I can't saturate my NPN transistor!
Here is my circuit:
simulate this circuit – Schematic created using CircuitLab
The Vce is around 1.7 V, which is way above the saturation Vce of 0.3, meaning that I must be in linear mode right?
No matter what value resistor I try for Rb, the Vce doesn't change.
My LEDs are super-bright, 2.4v, 20 mA
A few basic calculations:
The current through Rled, assuming the transistor is fully saturated: $$ I_R = \frac{3.7V - 2.4V - 0.3V}{39 \Omega} = 25.6 mA $$
Looking at a 2N3904 Datasheet, they define saturation as the point hfe=10.
Thus: $$ I_b = 2.56 mA $$
This means your micro controller needs a control signal of: $$ V_m = 0.65V + I_b \cdot 3.9 k\Omega = 10.65V $$
You didn't specify what your microcontroller voltage supply is, but I'm willing to bet it's 5V or lower. To fix this, either lower the value of Rb or increase the value of Rled.
Assume \$V_m = 3.7V\$ and you don't want to change Rled: $$ R_b = \frac{V_m - 0.65V}{I_b} = 1189.5 \Omega $$ So pick \$R_b < 1.19 k\Omega\$ to saturate the transistor.
One other worrying issue:
Having the 2 LED's in parallel as you have implies that the LED's have a very well matched voltage drop. This is usually not the case! In practice you'll get an asymmetric current flow, where one LED could have a significantly higher current than the other. You really should have separate diode current limit resistors if you intend to wire D1 and D2 in parallel.
simulate this circuit – Schematic created using CircuitLab
If the LED's you are using have a forward voltage drop of 2.4 volts at a current of 20mA, then you will not saturate that NPN in the first place, although that is OK in this situation. You do have another issue elsewhere as the voltage across your transistor is 1.7 volts, but there is not information provided to definitively say what it is. Also, try to get your circuit working with one LED first.

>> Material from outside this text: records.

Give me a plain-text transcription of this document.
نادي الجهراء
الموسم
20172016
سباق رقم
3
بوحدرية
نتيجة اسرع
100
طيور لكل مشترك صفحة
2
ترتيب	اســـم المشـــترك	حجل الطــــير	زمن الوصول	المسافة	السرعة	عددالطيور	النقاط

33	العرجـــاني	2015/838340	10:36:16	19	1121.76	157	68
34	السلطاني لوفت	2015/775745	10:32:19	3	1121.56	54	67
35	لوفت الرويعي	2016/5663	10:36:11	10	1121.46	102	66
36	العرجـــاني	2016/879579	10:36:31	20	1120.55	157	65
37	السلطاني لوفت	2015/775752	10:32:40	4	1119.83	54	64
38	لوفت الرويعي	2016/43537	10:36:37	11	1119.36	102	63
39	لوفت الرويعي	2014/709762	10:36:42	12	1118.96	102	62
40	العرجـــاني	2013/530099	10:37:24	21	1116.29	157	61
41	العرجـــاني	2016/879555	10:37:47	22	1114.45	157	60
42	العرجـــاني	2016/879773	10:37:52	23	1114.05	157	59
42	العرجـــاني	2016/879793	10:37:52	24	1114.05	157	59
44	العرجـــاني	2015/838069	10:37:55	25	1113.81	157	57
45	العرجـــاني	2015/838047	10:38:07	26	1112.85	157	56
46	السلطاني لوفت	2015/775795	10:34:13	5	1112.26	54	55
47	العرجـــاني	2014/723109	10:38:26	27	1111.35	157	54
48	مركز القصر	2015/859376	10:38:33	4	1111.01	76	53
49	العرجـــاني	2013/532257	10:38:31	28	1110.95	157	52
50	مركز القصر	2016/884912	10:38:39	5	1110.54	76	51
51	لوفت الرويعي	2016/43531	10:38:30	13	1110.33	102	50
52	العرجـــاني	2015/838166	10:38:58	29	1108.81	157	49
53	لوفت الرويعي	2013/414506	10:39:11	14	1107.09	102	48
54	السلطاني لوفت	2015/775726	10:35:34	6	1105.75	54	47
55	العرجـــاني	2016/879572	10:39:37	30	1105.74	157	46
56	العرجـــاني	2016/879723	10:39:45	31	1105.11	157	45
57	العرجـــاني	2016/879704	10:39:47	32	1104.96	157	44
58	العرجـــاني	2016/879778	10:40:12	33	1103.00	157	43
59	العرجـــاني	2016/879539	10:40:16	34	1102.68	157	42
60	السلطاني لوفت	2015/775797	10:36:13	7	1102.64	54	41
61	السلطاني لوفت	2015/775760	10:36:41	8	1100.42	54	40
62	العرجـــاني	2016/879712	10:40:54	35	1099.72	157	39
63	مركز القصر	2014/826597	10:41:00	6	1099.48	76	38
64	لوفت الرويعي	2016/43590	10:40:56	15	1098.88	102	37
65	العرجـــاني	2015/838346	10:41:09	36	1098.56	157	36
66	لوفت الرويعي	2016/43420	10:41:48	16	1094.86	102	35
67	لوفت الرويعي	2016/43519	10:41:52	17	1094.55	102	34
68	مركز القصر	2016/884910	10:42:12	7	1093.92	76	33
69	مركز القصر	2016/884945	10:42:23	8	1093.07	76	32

Regarding saturation: Say you have the setup below. Say you are driving Q1 such that Ic = 20mA. The voltage across Q1 will be Vce = Vin - R1*Ic - Vd1 = 3.7 - 39*.02 - 2.4 = 0.52 V. To figure out how to make Ic = 20mA you need to find out the DC current gain. According to the datasheet the minimum is 100 with Ic at 10mA and 60 with Ic at 50mA. Let's assume the current gain is 60. So, Ib = Ic / hfe = 20 mA / 60 = .33 mA. Say your micro outputs 3.3V when the logic level is high. You want to figure out R2, so use Ib = (Vin - Vbe) / R2 to get R2 = (Vin - Vbe) / Ib. The datasheet says the max Vbe will be around 0.85V since the Ib will be less than 1 mA. Thus, R2 = (3.3 - .85) / 0.00033 = 7.4kohms. The power dissipated in Q1 will be P = Vbe * Ib + Vce * Ic = .85 * .00033 + .52 * .02 = 11 mW, which is way less than the absolute max 625mW.
simulate this circuit – Schematic created using CircuitLab
Try disconnecting the input and put the 3.7v to the base resistor to see if that turns it on. Make sure the leds work without the transistor first. I don't see why it wouldn't work. It must be something simple.